From: Esben Nielsen on


On Tue, 8 May 2007, Peter Williams wrote:

> Esben Nielsen wrote:
>>
>>
>> On Sun, 6 May 2007, Linus Torvalds wrote:
>>
>> >
>> >
>> > On Sun, 6 May 2007, Ingo Molnar wrote:
>> > >
>> > > * Linus Torvalds <torvalds(a)linux-foundation.org> wrote:
>> > >
>> > > > So the _only_ valid way to handle timers is to
>> > > > - either not allow wrapping at all (in which case "unsigned" is
>> > > > better,
>> > > > since it is bigger)
>> > > > - or use wrapping explicitly, and use unsigned arithmetic (which is
>> > > > well-defined in C) and do something like "(long)(a-b) > 0".
>> > >
>> > > hm, there is a corner-case in CFS where a fix like this is necessary.
>> > >
>> > > CFS uses 64-bit values for almost everything, and the majority of
>> > > values
>> > > are of 'relative' nature with no danger of overflow. (They are signed
>> > > because they are relative values that center around zero and can be
>> > > negative or positive.)
>> >
>> > Well, I'd like to just worry about that for a while.
>> >
>> > You say there is "no danger of overflow", and I mostly agree that once
>> > we're talking about 64-bit values, the overflow issue simply doesn't
>> > exist, and furthermore the difference between 63 and 64 bits is not
>> > really
>> > relevant, so there's no major reason to actively avoid signed entries.
>> >
>> > So in that sense, it all sounds perfectly sane. And I'm definitely not
>> > sure your "292 years after bootup" worry is really worth even
>> > considering.
>> >
>>
>> I would hate to tell mission control for Mankind's first mission to
>> another
>> star to reboot every 200 years because "there is no need to worry about
>> it."
>>
>> As a matter of principle an OS should never need a reboot (with exception
>> for upgrading). If you say you have to reboot every 200 years, why not
>> every 100? Every 50? .... Every 45 days (you know what I am referring to
>> :-) ?
>
> There's always going to be an upper limit on the representation of time.
> At least until we figure out how to implement infinity properly.

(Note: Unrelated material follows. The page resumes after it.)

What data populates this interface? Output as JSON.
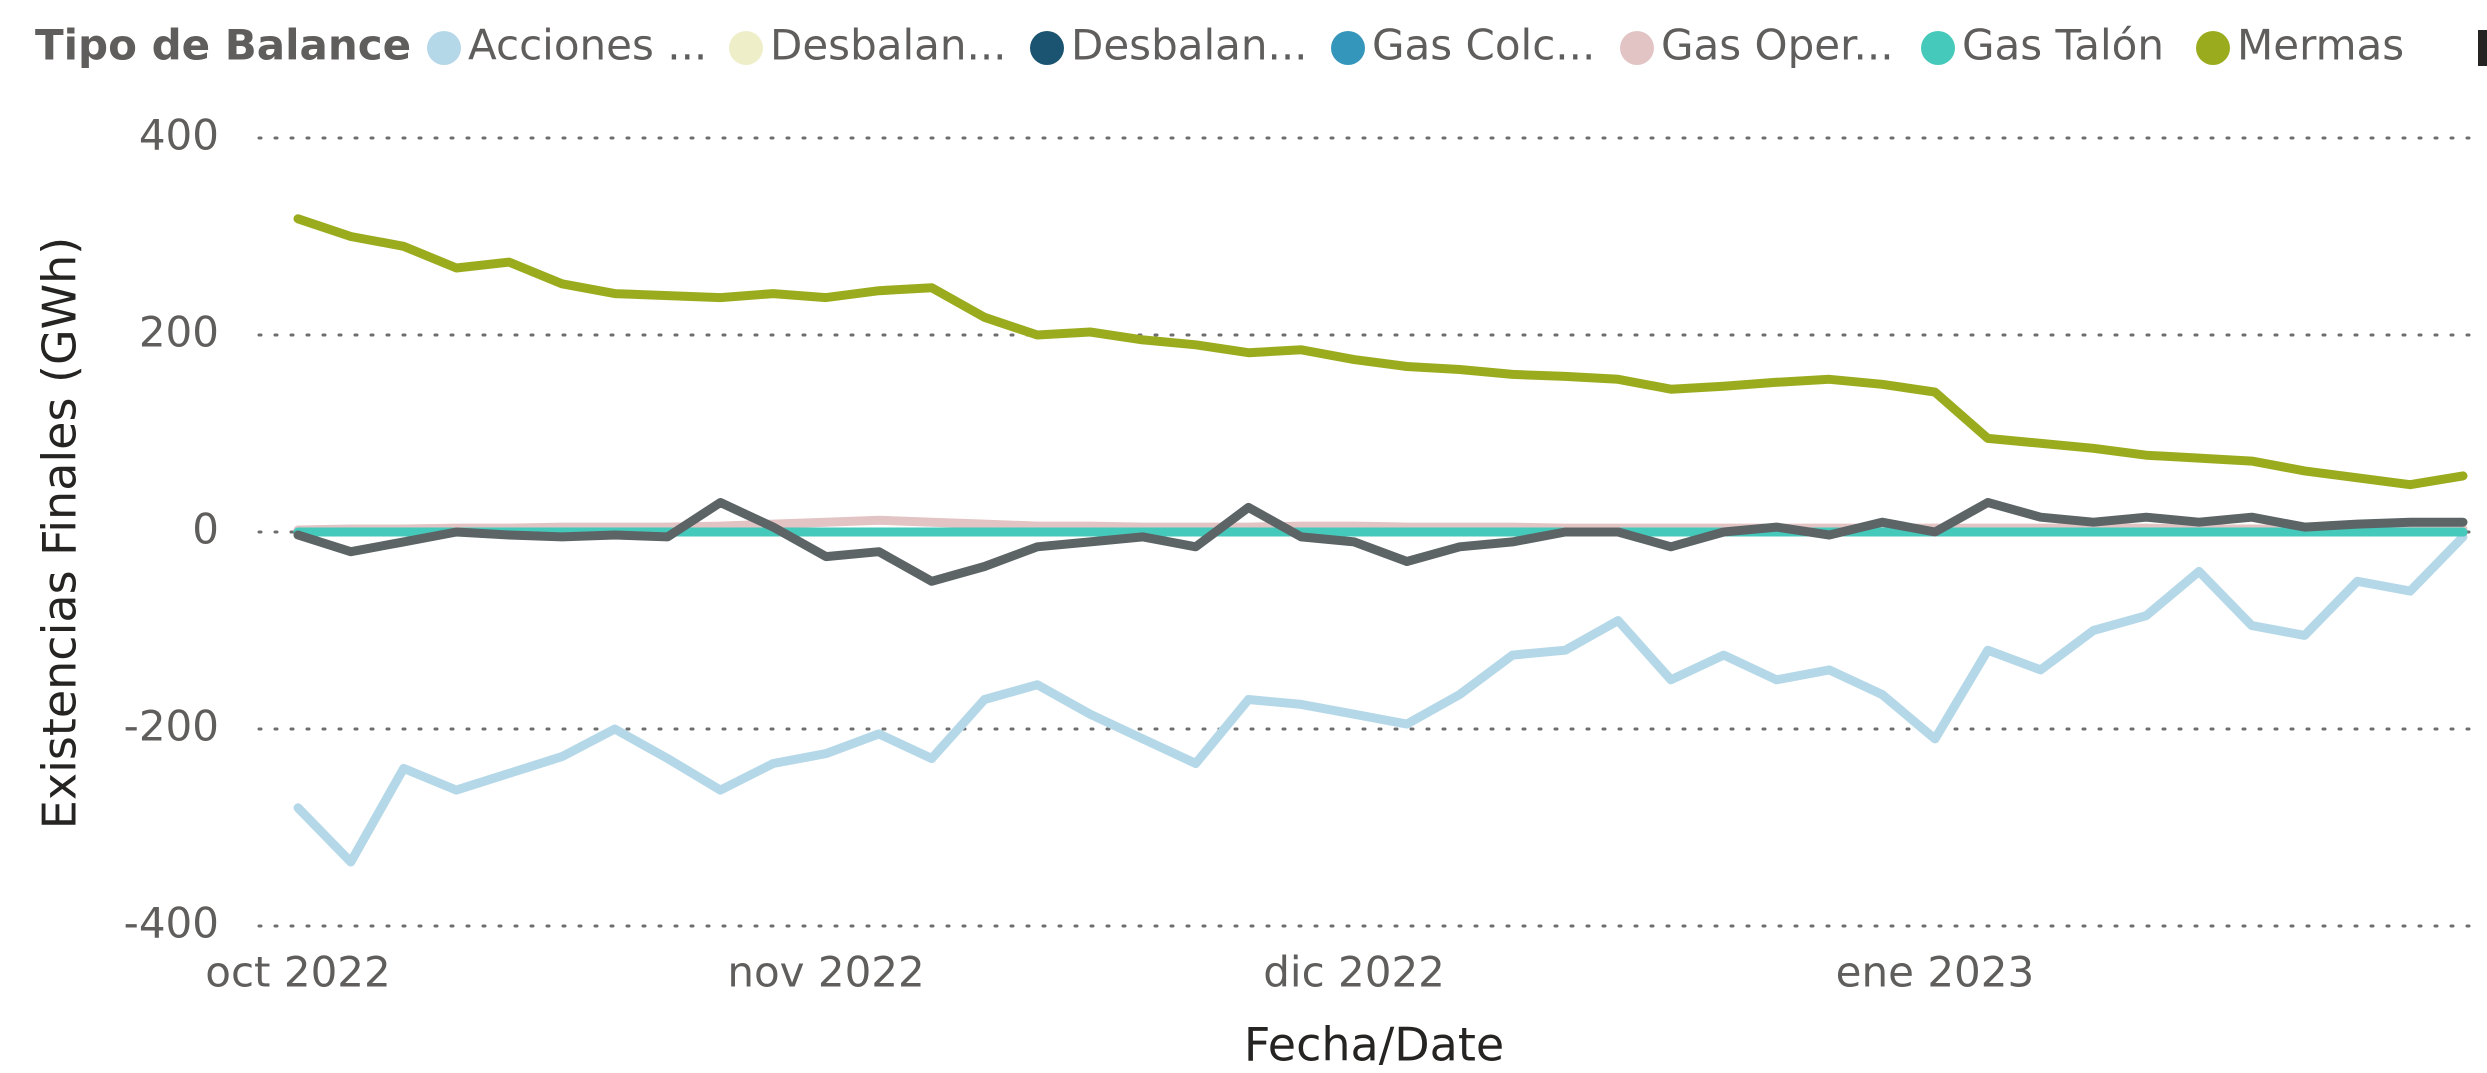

Well you need infinite memory for that :-)
But that is my point: Why go into the problem of storing absolute time
when you can use relative time?


>
>>
>> > When we're really so well off that we expect the hardware and software
>> > stack to be stable over a hundred years, I'd start to think about issues
>> > like that, in the meantime, to me worrying about those kinds of issues
>> > just means that you're worrying about the wrong things.
>> >
>> > BUT.
>> >
>> > There's a fundamental reason relative timestamps are difficult and
>> > almost
>> > always have overflow issues: the "long long in the future" case as an
>> > approximation of "infinite timeout" is almost always relevant.
>> >
>> > So rather than worry about the system staying up 292 years, I'd worry
>> > about whether people pass in big numbers (like some MAX_S64
>> > approximation)
>> > as an approximation for "infinite", and once you have things like that,
>> > the "64 bits never overflows" argument is totally bogus.
>> >
>> > There's a damn good reason for using only *absolute* time. The whole
>> > "signed values of relative time" may _sound_ good, but it really sucks
>> > in
>> > subtle and horrible ways!
>> >
>>
>> I think you are wrong here. The only place you need absolute time is a for
>> the clock (CLOCK_REALTIME). You waste CPU using a 64 bit
>> representation when you could have used a 32 bit. With a 32 bit
>> implementation you are forced to handle the corner cases with wrap around
>> and too big arguments up front. With a 64 bit you hide those problems.
>
> As does the other method. A 32 bit signed offset with a 32 bit base is just
> a crude version of 64 bit absolute time.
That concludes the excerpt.